I Was Honored to Receive an Award for My Rare Disease Advocacy
I recently attended the South Africa’s Women Givers Awards. I had been invited to the awards ceremony as a nominee for my work with the Rare Bear Project. Bontlebame, a nonprofit focused on empowering women from all walks of life, organizes the awards that honor women who give back, uplift, and change lives in South Africa.
Through my diagnosis with myasthenia gravis, I appreciate the importance of giving back, being kind, and helping others. My nomination was for my advocacy work with the Rare Bear Project, a Rare Diseases South Africa program, and for my efforts to spread awareness and provide support for others with rare diseases through my blog.
I felt overwhelmed in the presence of my amazing fellow nominees: Kelly du Plessis (Rare Diseases South Africa); Vanessa Govender (Cornerstone Woman); Buyisiwe Khoza (Inqaba Yokulinda); Matshediso Mokoape (Menzi Children’s Home); Wendy Mabandla (Angels With Wings Organisation); Sedumedi Refilwe (Sedumedi Hope Foundation); Indrani Govender (Dynamic Women); Mathabo Kunene (Kunene Foundation); Margaret Hirsch (Margaret Hirsch Foundation); and Bonang Matheba (Bonang Matheba Bursary Fund).

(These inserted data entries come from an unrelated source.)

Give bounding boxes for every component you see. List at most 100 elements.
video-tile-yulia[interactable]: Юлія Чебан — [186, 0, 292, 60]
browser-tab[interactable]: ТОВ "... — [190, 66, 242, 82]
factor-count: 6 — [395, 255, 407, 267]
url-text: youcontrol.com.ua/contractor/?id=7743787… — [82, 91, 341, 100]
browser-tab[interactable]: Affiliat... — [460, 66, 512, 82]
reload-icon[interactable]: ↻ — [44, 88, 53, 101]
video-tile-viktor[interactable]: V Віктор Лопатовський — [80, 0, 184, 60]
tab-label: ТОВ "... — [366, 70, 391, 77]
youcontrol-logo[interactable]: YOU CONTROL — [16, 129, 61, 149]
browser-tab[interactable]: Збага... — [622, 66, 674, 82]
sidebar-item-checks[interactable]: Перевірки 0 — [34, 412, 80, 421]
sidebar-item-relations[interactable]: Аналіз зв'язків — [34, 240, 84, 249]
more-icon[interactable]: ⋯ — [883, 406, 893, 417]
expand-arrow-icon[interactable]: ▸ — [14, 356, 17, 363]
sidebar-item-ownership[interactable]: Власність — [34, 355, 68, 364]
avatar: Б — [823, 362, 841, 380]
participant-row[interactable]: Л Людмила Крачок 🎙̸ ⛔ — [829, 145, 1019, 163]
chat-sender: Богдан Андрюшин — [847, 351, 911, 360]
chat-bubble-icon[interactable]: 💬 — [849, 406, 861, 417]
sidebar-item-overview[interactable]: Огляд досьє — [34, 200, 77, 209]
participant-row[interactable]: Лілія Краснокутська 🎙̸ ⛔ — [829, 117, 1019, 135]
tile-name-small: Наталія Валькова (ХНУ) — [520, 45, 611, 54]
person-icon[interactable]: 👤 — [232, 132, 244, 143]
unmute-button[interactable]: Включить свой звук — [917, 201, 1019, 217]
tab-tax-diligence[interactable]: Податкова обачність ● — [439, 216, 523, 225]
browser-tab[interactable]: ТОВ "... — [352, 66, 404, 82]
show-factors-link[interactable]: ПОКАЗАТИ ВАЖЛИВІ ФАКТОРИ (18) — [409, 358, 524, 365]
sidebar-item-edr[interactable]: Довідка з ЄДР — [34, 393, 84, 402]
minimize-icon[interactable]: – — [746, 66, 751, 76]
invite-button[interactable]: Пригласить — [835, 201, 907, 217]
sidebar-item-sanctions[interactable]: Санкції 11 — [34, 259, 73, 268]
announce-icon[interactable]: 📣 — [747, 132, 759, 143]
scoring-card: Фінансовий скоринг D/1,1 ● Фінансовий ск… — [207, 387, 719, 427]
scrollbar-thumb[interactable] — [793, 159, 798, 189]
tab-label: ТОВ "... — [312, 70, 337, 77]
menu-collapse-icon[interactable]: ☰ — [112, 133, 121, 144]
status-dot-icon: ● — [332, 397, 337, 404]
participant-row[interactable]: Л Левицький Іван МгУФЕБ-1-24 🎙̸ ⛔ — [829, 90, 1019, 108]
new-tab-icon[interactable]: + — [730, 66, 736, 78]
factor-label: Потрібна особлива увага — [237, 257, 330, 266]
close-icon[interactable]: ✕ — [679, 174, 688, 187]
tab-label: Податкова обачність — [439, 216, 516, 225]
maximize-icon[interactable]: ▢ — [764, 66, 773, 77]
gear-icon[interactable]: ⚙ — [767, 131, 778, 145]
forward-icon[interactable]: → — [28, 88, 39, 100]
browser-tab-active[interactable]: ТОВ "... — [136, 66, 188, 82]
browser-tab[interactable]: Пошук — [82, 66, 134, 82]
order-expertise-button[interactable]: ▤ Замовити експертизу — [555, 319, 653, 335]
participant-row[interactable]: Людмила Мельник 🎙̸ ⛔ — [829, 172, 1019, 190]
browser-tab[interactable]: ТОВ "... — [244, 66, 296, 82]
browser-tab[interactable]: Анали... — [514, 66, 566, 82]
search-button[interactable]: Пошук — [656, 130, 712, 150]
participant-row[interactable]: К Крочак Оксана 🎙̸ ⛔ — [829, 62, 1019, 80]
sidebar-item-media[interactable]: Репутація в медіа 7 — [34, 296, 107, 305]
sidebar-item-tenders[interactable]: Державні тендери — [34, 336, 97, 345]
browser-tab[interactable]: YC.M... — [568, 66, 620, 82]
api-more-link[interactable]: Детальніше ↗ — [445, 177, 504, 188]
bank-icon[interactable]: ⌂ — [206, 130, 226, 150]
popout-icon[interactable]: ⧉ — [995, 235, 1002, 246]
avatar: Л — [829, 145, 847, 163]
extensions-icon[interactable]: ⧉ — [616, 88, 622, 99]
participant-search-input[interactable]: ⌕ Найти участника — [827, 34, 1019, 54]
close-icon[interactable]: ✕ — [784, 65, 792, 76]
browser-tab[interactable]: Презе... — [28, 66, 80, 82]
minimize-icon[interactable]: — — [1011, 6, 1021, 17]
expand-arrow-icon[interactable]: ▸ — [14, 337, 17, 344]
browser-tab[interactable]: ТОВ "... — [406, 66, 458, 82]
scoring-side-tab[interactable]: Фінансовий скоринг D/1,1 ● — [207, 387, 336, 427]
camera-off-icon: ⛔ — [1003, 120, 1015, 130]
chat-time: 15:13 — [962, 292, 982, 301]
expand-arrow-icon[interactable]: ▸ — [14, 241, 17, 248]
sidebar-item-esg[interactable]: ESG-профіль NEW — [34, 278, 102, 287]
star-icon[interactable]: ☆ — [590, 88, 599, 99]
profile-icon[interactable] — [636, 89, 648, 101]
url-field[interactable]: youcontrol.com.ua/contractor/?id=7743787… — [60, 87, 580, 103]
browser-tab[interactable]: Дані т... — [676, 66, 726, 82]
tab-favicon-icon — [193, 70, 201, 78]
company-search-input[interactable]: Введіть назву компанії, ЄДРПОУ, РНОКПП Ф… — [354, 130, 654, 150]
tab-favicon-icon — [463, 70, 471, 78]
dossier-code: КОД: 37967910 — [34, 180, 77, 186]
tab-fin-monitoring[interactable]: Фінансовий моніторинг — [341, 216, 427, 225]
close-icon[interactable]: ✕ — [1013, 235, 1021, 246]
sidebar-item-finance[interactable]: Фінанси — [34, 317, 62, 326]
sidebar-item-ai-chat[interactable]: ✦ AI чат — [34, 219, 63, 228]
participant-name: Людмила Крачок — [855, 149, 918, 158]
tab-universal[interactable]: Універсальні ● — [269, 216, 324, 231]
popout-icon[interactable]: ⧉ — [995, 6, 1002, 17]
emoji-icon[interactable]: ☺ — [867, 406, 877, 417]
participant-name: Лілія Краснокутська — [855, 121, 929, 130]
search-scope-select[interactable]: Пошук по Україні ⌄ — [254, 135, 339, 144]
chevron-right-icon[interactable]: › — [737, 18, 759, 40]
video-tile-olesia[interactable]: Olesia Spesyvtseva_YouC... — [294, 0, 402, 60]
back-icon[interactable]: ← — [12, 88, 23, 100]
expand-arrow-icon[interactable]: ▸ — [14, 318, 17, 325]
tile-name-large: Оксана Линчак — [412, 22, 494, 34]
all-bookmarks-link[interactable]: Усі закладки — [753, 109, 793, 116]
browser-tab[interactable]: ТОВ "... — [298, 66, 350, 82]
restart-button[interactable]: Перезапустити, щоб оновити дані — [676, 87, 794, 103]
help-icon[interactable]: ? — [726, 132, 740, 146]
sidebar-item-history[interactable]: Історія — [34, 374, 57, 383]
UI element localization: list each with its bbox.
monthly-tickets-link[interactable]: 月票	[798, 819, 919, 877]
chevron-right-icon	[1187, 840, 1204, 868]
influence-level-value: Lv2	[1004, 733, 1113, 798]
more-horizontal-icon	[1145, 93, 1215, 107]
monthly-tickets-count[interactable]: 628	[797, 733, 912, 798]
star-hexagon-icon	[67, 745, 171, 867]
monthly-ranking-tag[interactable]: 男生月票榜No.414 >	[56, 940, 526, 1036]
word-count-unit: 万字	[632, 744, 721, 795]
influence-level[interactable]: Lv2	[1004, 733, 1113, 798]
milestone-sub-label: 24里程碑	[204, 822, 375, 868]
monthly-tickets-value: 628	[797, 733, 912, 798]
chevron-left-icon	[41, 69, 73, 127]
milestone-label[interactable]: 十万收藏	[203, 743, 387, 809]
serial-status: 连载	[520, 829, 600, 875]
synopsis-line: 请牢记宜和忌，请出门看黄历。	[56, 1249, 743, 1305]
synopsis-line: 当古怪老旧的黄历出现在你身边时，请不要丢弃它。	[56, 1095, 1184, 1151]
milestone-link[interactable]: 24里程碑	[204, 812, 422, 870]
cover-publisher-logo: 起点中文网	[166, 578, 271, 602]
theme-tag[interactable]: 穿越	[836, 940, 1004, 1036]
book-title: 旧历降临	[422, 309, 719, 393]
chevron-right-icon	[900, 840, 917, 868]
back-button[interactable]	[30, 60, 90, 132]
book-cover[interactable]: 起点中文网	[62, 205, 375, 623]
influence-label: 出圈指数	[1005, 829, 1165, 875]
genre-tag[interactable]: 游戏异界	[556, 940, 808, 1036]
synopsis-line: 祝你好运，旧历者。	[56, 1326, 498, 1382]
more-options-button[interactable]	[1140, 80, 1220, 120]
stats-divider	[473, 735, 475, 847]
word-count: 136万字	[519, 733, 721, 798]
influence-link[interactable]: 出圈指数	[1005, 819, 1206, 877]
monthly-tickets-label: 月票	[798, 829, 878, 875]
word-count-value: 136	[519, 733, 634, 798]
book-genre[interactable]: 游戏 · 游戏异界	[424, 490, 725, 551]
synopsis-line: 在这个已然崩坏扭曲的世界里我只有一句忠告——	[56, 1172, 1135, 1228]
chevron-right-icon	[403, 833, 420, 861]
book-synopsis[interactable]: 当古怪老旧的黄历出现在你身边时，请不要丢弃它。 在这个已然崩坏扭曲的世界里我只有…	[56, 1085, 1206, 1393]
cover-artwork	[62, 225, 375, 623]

I have come to realize that life is not about being alone but about making a difference in any way we can. We may not see ourselves as the change, but if all of us take one small action to make the world a better place, then everyone will benefit.
I have adopted a quote used in the film “Wonder” as my life’s motto: “When given the choice between being right or being kind, choose kind.” Wayne Dyer
At the awards ceremony, I heard about the difference that my fellow nominees are making in the world, and their impact made me even more passionate about and committed to my work. I may not be in a position to donate money, but I can give my time to those who need it. I may be unable to save everyone, but I can make a difference in the life of at least one other person. And I can help people to feel less alone, especially those within the rare disease community.
When I received my diagnosis, I felt that no one understood what I was going through. It seemed as if I was lost in a maze while my friends were on a smooth path on the outside. And then I found my tribe — my fellow #RareWarriors who encouraged me and lifted me — who made my life so much brighter.
I am proud that I won this award. The win came as a surprise to me, and I hadn’t even prepared a speech. I had to think on my feet to ensure I didn’t leave anyone out when thanking everyone who made it possible. This award is not just for me, but for everyone who chooses to be kind, is fighting a battle, and refuses to give up. I am proud of you.